Magazine Lunedì 27 agosto 2007

La Turchia di Moris Farhi

Dalla Turchia, negli ultimi decenni, sono arrivati non pochi input artistici che, prontamente, si sono riversati nei maggiori luoghi di aggregazione cultural-commerciale (librerie sale cinematografiche, negozi di dischi, ecc...). Potrebbe apparire una moda, ma così non è, perché, se citiamo il premio Nobel Orhan Pamuk o il cineasta Ferzan Ozpetek, sappiamo benissimo di riferirci, prima di tutto, alla qualità. Un valore aggiunto, nato tra Oriente e Occidente, non solo spaziale, ma anche storico, filosofico. Si parla sovente dell’entrata della Turchia in Europa, quindi emergono subito le contraddizioni. Non tanto l’Islam – peraltro moderato – quanto i Diritti Umani, i genocidi del passato (Armeni), le macchie del presente (chiedete ad un curdo come si stia in Turchia) e le tentazioni nazionalistiche del futuro (rigurgiti di panturchismo). Tutto e il contrario di tutto, in un Paese che, dal 1923, grazie ad Atatürk, ha scelto di aderire ad una visione laica dello Stato aprendosi a riforme sociali.
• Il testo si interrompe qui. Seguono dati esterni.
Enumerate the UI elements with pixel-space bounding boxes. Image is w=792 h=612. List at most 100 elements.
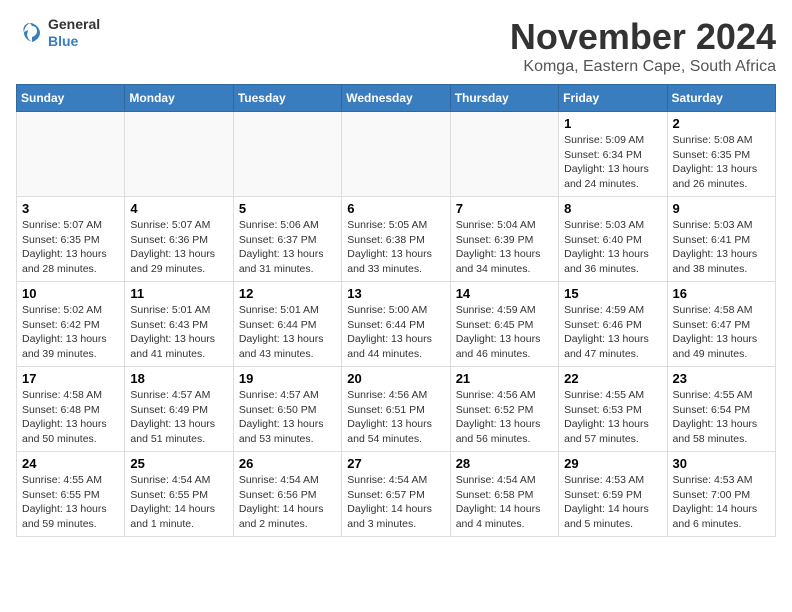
day-number: 21 [456,371,553,386]
calendar-cell: 10 Sunrise: 5:02 AM Sunset: 6:42 PM Dayli… [17,282,125,367]
day-info: Sunrise: 5:03 AM Sunset: 6:41 PM Dayligh… [673,218,770,277]
day-number: 12 [239,286,336,301]
calendar-cell: 9 Sunrise: 5:03 AM Sunset: 6:41 PM Daylig… [667,197,775,282]
day-number: 11 [130,286,227,301]
day-number: 9 [673,201,770,216]
calendar-cell: 12 Sunrise: 5:01 AM Sunset: 6:44 PM Dayli… [233,282,341,367]
calendar-cell [233,112,341,197]
page-header: General Blue November 2024 Komga, Easter… [16,16,776,76]
day-info: Sunrise: 4:59 AM Sunset: 6:46 PM Dayligh… [564,303,661,362]
day-info: Sunrise: 4:54 AM Sunset: 6:55 PM Dayligh… [130,473,227,532]
day-number: 28 [456,456,553,471]
day-number: 7 [456,201,553,216]
calendar-cell: 2 Sunrise: 5:08 AM Sunset: 6:35 PM Daylig… [667,112,775,197]
day-info: Sunrise: 5:07 AM Sunset: 6:36 PM Dayligh… [130,218,227,277]
calendar-cell: 8 Sunrise: 5:03 AM Sunset: 6:40 PM Daylig… [559,197,667,282]
month-title: November 2024 [510,16,776,58]
calendar-table: SundayMondayTuesdayWednesdayThursdayFrid… [16,84,776,537]
day-number: 2 [673,116,770,131]
weekday-header-wednesday: Wednesday [342,85,450,112]
calendar-cell: 26Sunrise: 4:54 AM Sunset: 6:56 PM Dayli… [233,452,341,537]
day-number: 8 [564,201,661,216]
day-number: 13 [347,286,444,301]
week-row-2: 3 Sunrise: 5:07 AM Sunset: 6:35 PM Daylig… [17,197,776,282]
weekday-header-monday: Monday [125,85,233,112]
day-number: 18 [130,371,227,386]
day-number: 3 [22,201,119,216]
day-info: Sunrise: 4:55 AM Sunset: 6:54 PM Dayligh… [673,388,770,447]
day-number: 6 [347,201,444,216]
weekday-header-sunday: Sunday [17,85,125,112]
calendar-cell: 5Sunrise: 5:06 AM Sunset: 6:37 PM Daylig… [233,197,341,282]
day-info: Sunrise: 5:01 AM Sunset: 6:43 PM Dayligh… [130,303,227,362]
day-info: Sunrise: 4:56 AM Sunset: 6:51 PM Dayligh… [347,388,444,447]
calendar-cell: 21Sunrise: 4:56 AM Sunset: 6:52 PM Dayli… [450,367,558,452]
calendar-cell: 29Sunrise: 4:53 AM Sunset: 6:59 PM Dayli… [559,452,667,537]
day-info: Sunrise: 4:54 AM Sunset: 6:57 PM Dayligh… [347,473,444,532]
day-number: 16 [673,286,770,301]
day-number: 27 [347,456,444,471]
calendar-cell: 30 Sunrise: 4:53 AM Sunset: 7:00 PM Dayli… [667,452,775,537]
calendar-cell: 13 Sunrise: 5:00 AM Sunset: 6:44 PM Dayli… [342,282,450,367]
calendar-cell: 20Sunrise: 4:56 AM Sunset: 6:51 PM Dayli… [342,367,450,452]
day-number: 22 [564,371,661,386]
calendar-cell: 15 Sunrise: 4:59 AM Sunset: 6:46 PM Dayli… [559,282,667,367]
calendar-cell: 6 Sunrise: 5:05 AM Sunset: 6:38 PM Daylig… [342,197,450,282]
calendar-cell: 14Sunrise: 4:59 AM Sunset: 6:45 PM Dayli… [450,282,558,367]
calendar-cell [17,112,125,197]
logo-blue: Blue [48,33,100,50]
day-number: 10 [22,286,119,301]
calendar-cell: 3 Sunrise: 5:07 AM Sunset: 6:35 PM Daylig… [17,197,125,282]
day-info: Sunrise: 4:58 AM Sunset: 6:48 PM Dayligh… [22,388,119,447]
day-info: Sunrise: 4:53 AM Sunset: 7:00 PM Dayligh… [673,473,770,532]
weekday-header-row: SundayMondayTuesdayWednesdayThursdayFrid… [17,85,776,112]
weekday-header-friday: Friday [559,85,667,112]
day-info: Sunrise: 5:00 AM Sunset: 6:44 PM Dayligh… [347,303,444,362]
calendar-cell: 19 Sunrise: 4:57 AM Sunset: 6:50 PM Dayli… [233,367,341,452]
day-number: 14 [456,286,553,301]
weekday-header-thursday: Thursday [450,85,558,112]
calendar-cell [125,112,233,197]
calendar-cell: 17 Sunrise: 4:58 AM Sunset: 6:48 PM Dayli… [17,367,125,452]
logo: General Blue [16,16,100,50]
day-info: Sunrise: 5:03 AM Sunset: 6:40 PM Dayligh… [564,218,661,277]
calendar-cell: 24Sunrise: 4:55 AM Sunset: 6:55 PM Dayli… [17,452,125,537]
weekday-header-tuesday: Tuesday [233,85,341,112]
week-row-1: 1Sunrise: 5:09 AM Sunset: 6:34 PM Daylig… [17,112,776,197]
day-number: 25 [130,456,227,471]
week-row-4: 17 Sunrise: 4:58 AM Sunset: 6:48 PM Dayli… [17,367,776,452]
day-info: Sunrise: 5:01 AM Sunset: 6:44 PM Dayligh… [239,303,336,362]
day-info: Sunrise: 4:57 AM Sunset: 6:49 PM Dayligh… [130,388,227,447]
day-number: 5 [239,201,336,216]
day-number: 15 [564,286,661,301]
day-number: 19 [239,371,336,386]
day-info: Sunrise: 5:09 AM Sunset: 6:34 PM Dayligh… [564,133,661,192]
calendar-cell [342,112,450,197]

«La vera turchità... significa essere al tempo stesso turco e cittadino del mondo, un individuo e ogni individuo, uno e ciascuno». Queste affermazioni, lo scrittore Moris Farhi le fa dire ad uno dei protagonisti (Âêik Ahmet) del suo romanzo Giovane Turco (Edizioni Lavoro, 2005, 15 Eu). Si tratta di un professore di letteratura, amico del poeta libertario Nazim Hikhmet. Attorno a loro, ruotano gran parte degli attanti di questa falsa raccolta di racconti, in cui, ogni personaggio racconta se stesso con rifrazioni rispetto agli altri, in un felice gioco di specchi narrativo tale da trasformare Giovane turco in un romanzo sotterraneo, da distillare secondo un suggestivo gioco di rimandi.
La storia è nella Storia, visto che si percorre un lasso temporale collocabile tra gli anni Trenta e il presente. In sostanza la "Turchia moderna", ma anche eventi epocali, come la Seconda Guerra Mondiale, suggeriti attraverso i sentori dell’imminente tragedia da parte di alcuni personaggi centrali di origine ebraica. Quegli ideali di libertà che si scontrano, poi, più tardi, con la svolta autoritaria dei militari per cui «quando si uccide uno scrittore la lingua perde una delle sue parole. Quando si uccideranno tutti gli scrittori non resterà più nessuna parola, nessuna lingua, soltanto tiranni, razzisti, nazionalisti, puttane della guerra, falsi profeti».

Farhi ha il merito di condire questa forte materia idealistica con una prassi scrittoria accattivante, figlia di un’oralità orientale, da moderna Mille e una notte. Riesce ad intersecare storie d’amori e amicizie impossibili e impassibili, magari lasciandoci spiare sul limite di un hamam o nel backstage di un circo. Dominano figure femminili di altri tempi – ultime briciole scaturite dal canto del bardo turkmeno Mahmut il Simurgo: la bambina preveggente Gül, la sensale di matrimoni Madame Ruj, la deforme e seducente Zeynep, l’anatolica Sofi e altre "sacerdotesse" che inizieranno il giovane turco ai misteri dei sensi (Suna Azade, la custode del "Settimo Cielo").
Erotismo e libertà si intrecciano in itinerari di notevole bellezza, nelle precise e poeticamente minuziose descrizioni di Istanbul, le sue tea-room, le ville sul Bosforo. Il mare. Illusoriamente infinito nella matrioska di Marmara Denizi. E alla fine è proprio il saggio Âêik Ahmet a chiudere le danze con un monito sempre attuale:
«Non farti ingannare quando qualcuno ti dirà che la sua cultura e la sua civiltà sono superiori alla tua... Ricorda che ogni cultura, ogni civiltà, ogni letteratura ha uno splendore tutto suo».